Part of a bookstore’s lure is the way that it feeds all of our senses. I’m thinking especially of an old bookstore, one that deals in rare and used books. The memories that these bookshops elicit, especially the olfactory ones, can be profound. I think that Diane Ackerman was correct to have started off her book, A Natural History of the Senses, with the sense of smell, which she calls “the mute sense.”

Nothing is more memorable than a smell. One scent can be unexpected, momentary, and fleeting, yet conjure up a childhood summer beside a lake in the Poconos, when wild blueberry bushes teemed with succulent fruit and the opposite sex was as mysterious as space travel…Smells detonate softly in our memory like poignant land mines, hidden under the weedy mass of many years and experiences. Hit a tripwire of smell, and memories explode all at once. A complex vision leaps out of the undergrowth.

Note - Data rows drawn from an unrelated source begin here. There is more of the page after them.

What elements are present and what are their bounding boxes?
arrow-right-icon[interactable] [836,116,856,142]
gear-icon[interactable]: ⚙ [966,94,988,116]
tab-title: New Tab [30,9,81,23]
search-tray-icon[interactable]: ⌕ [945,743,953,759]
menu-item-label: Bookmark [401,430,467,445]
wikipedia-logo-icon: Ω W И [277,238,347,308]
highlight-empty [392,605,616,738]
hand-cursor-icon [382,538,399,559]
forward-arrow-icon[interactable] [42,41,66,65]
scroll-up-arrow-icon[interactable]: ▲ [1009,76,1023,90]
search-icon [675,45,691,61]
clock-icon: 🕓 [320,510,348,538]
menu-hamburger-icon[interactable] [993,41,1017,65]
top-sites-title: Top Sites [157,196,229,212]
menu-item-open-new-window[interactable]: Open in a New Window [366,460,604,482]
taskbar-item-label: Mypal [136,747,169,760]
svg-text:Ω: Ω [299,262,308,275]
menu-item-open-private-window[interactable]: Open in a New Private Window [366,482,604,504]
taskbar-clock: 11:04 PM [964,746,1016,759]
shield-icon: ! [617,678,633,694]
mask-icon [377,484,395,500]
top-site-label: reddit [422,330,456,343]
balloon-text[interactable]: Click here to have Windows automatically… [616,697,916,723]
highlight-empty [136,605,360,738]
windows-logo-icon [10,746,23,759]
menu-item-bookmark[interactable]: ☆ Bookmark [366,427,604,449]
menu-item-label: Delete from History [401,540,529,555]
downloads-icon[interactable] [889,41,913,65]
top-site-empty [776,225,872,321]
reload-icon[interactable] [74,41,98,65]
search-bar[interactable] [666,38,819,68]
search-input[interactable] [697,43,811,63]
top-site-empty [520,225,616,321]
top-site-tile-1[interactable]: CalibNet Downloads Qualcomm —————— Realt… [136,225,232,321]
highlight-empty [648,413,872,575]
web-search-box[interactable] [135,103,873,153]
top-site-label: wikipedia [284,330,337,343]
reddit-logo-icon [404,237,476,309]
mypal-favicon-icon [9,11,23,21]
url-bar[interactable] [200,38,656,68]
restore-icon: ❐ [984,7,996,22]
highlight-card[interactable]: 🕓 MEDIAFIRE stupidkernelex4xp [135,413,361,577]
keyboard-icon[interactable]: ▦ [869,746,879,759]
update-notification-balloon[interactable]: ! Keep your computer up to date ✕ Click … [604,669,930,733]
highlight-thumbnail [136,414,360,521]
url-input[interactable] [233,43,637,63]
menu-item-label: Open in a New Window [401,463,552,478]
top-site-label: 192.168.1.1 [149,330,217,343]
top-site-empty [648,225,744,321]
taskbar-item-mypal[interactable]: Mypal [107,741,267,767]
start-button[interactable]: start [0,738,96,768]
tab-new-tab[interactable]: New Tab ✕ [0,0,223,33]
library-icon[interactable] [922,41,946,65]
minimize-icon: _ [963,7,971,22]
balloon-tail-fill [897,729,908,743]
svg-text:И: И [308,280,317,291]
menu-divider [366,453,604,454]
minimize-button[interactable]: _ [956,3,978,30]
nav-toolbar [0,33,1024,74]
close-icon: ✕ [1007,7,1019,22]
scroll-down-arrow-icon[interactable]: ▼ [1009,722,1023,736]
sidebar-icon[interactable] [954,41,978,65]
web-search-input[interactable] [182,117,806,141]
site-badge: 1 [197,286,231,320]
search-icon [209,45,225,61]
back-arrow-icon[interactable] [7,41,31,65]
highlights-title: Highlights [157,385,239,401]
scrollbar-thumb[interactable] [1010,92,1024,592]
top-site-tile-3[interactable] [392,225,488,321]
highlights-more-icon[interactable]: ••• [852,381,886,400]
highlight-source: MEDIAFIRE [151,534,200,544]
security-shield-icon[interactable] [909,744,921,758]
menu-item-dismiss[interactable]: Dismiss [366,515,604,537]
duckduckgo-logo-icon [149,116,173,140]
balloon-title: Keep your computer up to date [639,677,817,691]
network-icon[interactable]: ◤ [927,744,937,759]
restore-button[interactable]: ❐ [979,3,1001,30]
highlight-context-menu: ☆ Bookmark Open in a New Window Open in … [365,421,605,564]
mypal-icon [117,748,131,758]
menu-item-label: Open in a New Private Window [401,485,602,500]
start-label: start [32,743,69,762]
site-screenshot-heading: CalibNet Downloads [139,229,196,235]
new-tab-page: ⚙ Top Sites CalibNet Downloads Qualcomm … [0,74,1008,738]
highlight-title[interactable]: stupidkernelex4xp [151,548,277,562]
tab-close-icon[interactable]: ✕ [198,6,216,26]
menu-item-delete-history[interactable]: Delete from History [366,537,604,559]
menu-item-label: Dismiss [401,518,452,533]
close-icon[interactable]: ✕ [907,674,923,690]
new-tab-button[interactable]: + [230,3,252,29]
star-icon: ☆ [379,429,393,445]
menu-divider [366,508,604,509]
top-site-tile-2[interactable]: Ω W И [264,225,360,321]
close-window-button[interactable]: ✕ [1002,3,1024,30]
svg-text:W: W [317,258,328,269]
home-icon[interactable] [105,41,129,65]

The aged-paper smells of an old bookshop remind me of my grandmother’s attic, where piles of folded newspapers and books commingled with old sewing patterns and scraps of fabric, and the light streamed in through narrow windows, revealing trumpets of dust motes hovering above the steamer trunks and dress forms. These objects, combined with the properties of physics and memory, are called forth by the scents of mustiness, of age and locked time. Madeleines did it for Proust. For me, it’s a bookstore.

Do you remember your first time visiting a library? I recall walking with my mother down the sandstone sidewalks to the Elyria Public Library’s children’s room. It was located in the basement of a grand old mansion. One had to walk down sandstone steps and hold on to a black iron railing to enter the space. It was a place of mystery for one who had just learned how to read, as impressive as a church, although not quite as intimidating.

Photo courtesy of Elyria Public Library, Elyria, Ohio

Smell, sight, touch, hearing, and taste. I have book memories for all of these. Even for the last one. I’m sitting in the library—I’m in high school now—and I’ve just run my Number 2 pencil through the hand-cranked sharpener that is mounted on the wall. I return to the heavy wooden table, sit down, and begin poring over my notes for a book report, absentmindedly chewing on my freshly-sharpened pencil.

No, a Kindle can’t do that for you.

An exegetical acknowledgement: The original tweet that elicited this post came from blogger Iris Blasi and was re-tweeted, where I discovered it, by the Book Lady of The Book Lady’s Blog. As we crawl further up the conveyor belt, we see that Blasi credits CuriosityCounts (by way of book editor Peter Joseph) for the image, which, ultimately, takes us all to the original source, the book Perfumes: The Guide.

Yes, it always comes back to a book.